Each life has its allotted span, and that limit defines the work which that life has to seek to achieve. But Sarah died prematurely, for, as the Rabbis say, “her soul fainted away”11 when she heard the news of the binding of Isaac (through grief at the binding12 or through excessive joy13). If she did not live to complete her span and its task, how can we call her life perfect?

To answer this, the Midrash tells us, the Torah adds “these were the years of the life of Sarah,” because “the lives of the righteous are precious to G‑d both in this world and the next.” In other words, the righteous who die before their time can complete their work, even in the after-life. Just as the reward for the creation of spiritual benefits is ascribed to the deceased,14 and the good acts of one’s child helps a departed parent.15

8. The Everlasting Spirit

One final difficulty persists. Time in this life is granted to us, not merely to achieve a certain amount of good works, but also so that time itself be sanctified by our actions. A day filled with Mitzvot is a day which has been made to fulfill its purpose. So even though Sarah could complete her task in other-worldly domains, this-worldly time remained unsanctified and imperfect.

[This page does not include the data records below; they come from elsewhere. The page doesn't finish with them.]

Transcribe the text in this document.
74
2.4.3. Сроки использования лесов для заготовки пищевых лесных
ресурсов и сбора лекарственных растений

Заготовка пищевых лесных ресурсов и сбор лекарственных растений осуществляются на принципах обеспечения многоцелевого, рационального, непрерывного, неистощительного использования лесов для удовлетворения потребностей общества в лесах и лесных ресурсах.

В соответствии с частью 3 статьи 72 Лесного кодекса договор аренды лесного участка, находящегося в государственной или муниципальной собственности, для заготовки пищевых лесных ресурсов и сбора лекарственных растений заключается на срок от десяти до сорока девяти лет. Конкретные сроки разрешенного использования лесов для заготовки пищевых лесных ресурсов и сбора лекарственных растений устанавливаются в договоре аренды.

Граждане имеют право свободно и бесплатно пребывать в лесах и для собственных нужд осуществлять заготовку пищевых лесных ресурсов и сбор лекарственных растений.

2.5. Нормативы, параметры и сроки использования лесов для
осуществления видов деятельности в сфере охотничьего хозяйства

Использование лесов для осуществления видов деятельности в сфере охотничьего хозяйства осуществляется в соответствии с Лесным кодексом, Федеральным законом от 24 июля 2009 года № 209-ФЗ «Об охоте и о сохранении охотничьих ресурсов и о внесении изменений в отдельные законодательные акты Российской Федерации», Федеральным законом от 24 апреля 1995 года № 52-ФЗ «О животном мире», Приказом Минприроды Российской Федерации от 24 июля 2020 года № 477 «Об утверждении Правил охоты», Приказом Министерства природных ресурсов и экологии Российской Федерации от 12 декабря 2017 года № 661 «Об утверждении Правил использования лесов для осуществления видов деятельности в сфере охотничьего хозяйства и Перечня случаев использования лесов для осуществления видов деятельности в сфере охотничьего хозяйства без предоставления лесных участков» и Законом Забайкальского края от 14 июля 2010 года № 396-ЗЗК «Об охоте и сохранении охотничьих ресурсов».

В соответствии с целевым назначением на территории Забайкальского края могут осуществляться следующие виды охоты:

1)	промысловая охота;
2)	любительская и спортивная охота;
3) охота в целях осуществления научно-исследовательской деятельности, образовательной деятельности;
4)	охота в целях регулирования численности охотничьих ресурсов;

This is why the verse, after mentioning the years of Sarah’s life, then continues: “These are the years of the life of Sarah,” referring, as the Midrash tells us, to her after-life. Since the Torah reckons even this as a continuation of her years, it is telling us that her sanctifying influence persisted in time even after her death. The perfect life does not end in death: It sanctifies all that comes after it.